There’s something... idk, something sort of “goddess of spring” about Jon Snow.
First off, there’s the obvios seasonal motifs of his character. His family’s house words are “winter is coming,” and his role, as a man of the night’s watch, is to sound the alarm and take up arms against the cold. And his name is literally Snow.
This cold our boy has to fight is something akin to death. The prologue of agot forewarns us that “the real enemy is the cold,” and that exposure to the elements is the leading cause of death among Night’s Watch rangers. The NW has to fight against an army of the dead and some weird ice people, who seem to be the same threat. Bran’s first chapter introduces us to Ned’s greatsword Ice, which is used exclusively as an instrument of execution. Cold = ice = winter = death.
The Greek goddess of spring was Persephone, which translates to “bringer of death.” In her myth, she is kidnapped by the god and king of the dead, Hades (who was told to do so by Zeus, as a prank), and taken to the underworld to become his wife, making her queen of the dead. However, due to circumstances, Persephone must return to the land of the living every spring, and only stay in the underworld during the winter. Through our modern, largely Christian worldview, we tend to conflate Hades with Satan, and thus associate him and his underworld with fire, but in pre-Christian times that wasn’t the case. He was not fiery to the ancients, he was just “the gloomy one.”
This is noteworthy because Jon is also involved in a slightly ambiguous kidnapping/marriage situation. He is forced to pretend to join the faction that his love interest, Yggritte belongs to, and to do so convincingly, he has to enter into a romantic and sexual relationship with her. She also sees him taking her hostage when they first met as him kidnapping her, in a way that implies they are now in a relationship. Either way, as a result of a confused kidnapping, Jon and Yggritte become functionally married.
And then of course there’s the scene where Jon and Yggritte have sex in a cave. Yggritte tells Jon she never wants them to leave. The cave, a warm and wet hookup spot, is probably some sort of anatomical metaphor, but Yggritte also tells Jon a legend about an army of ghosts endlessly wandering about somewhere further in. Altogether I think this links it pretty strongly with the Greek underworld.
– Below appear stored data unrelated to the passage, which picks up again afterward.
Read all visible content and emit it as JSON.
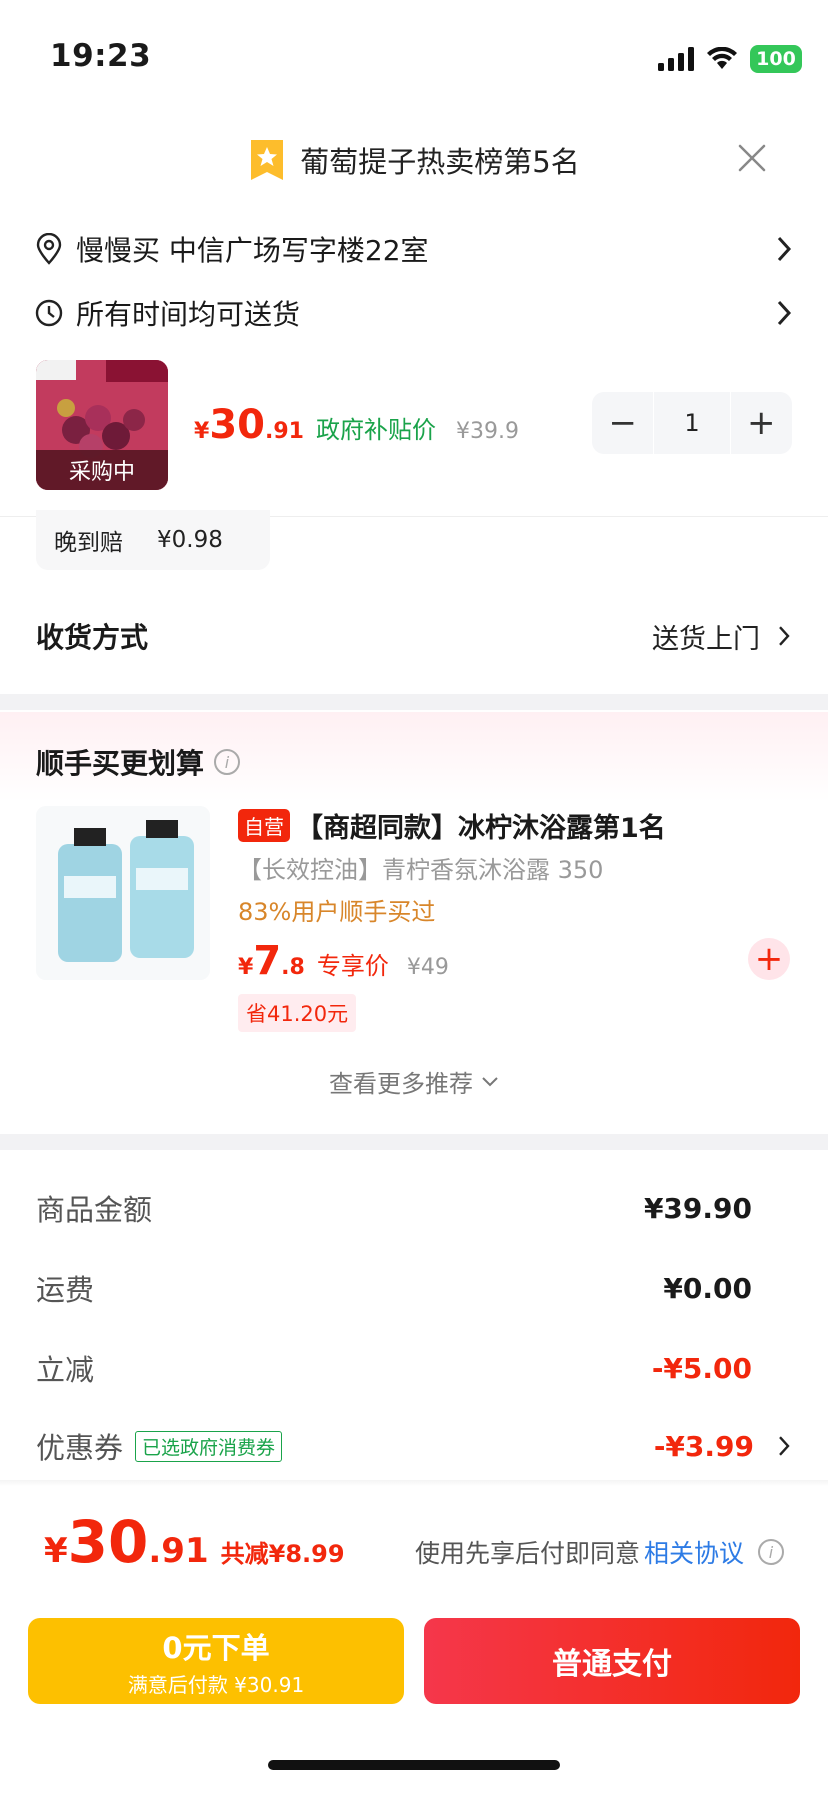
{
  "status_bar": {
    "time": "19:23",
    "battery": "100"
  },
  "header": {
    "rank_text": "葡萄提子热卖榜第5名"
  },
  "address": {
    "text": "慢慢买  中信广场写字楼22室"
  },
  "delivery_time": {
    "text": "所有时间均可送货"
  },
  "product": {
    "status_tag": "采购中",
    "price_yen": "¥",
    "price_int": "30",
    "price_dec": ".91",
    "price_label": "政府补贴价",
    "orig_price": "¥39.9",
    "quantity": "1",
    "minus": "−",
    "plus": "+"
  },
  "late_comp": {
    "label": "晚到赔",
    "value": "¥0.98"
  },
  "delivery_method": {
    "label": "收货方式",
    "value": "送货上门"
  },
  "recommend": {
    "title": "顺手买更划算",
    "self_tag": "自营",
    "name": "【商超同款】冰柠沐浴露第1名",
    "subtitle": "【长效控油】青柠香氛沐浴露 350",
    "buy_rate": "83%用户顺手买过",
    "price_yen": "¥",
    "price_int": "7",
    "price_dec": ".8",
    "price_label": "专享价",
    "orig_price": "¥49",
    "save": "省41.20元",
    "more": "查看更多推荐"
  },
  "summary": {
    "goods_label": "商品金额",
    "goods_value": "¥39.90",
    "shipping_label": "运费",
    "shipping_value": "¥0.00",
    "discount_label": "立减",
    "discount_value": "-¥5.00",
    "coupon_label": "优惠券",
    "coupon_badge": "已选政府消费券",
    "coupon_value": "-¥3.99"
  },
  "footer": {
    "total_yen": "¥",
    "total_int": "30",
    "total_dec": ".91",
    "total_save": "共减¥8.99",
    "agree_text": "使用先享后付即同意",
    "agree_link": "相关协议",
    "zero_btn_main": "0元下单",
    "zero_btn_sub": "满意后付款 ¥30.91",
    "pay_btn": "普通支付"
  },
  "colors": {
    "accent_red": "#f2270c",
    "gov_green": "#1aa34a",
    "zero_yellow": "#fdc000",
    "link_blue": "#2d7be5"
  }
}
But what does this mean for Jon? For Persephone the passing of the seasons is a literal death and rebirth. Is this cave a symbolic death for Jon? Or is his time beyond the wall, or his time in the Night’s Watch? Will he be resurrected after his literal death, in order to bring spring? I don’t know, but I like the idea of Jon Snow being analogous to a goddess of spring, and I hope he outlasts the winter.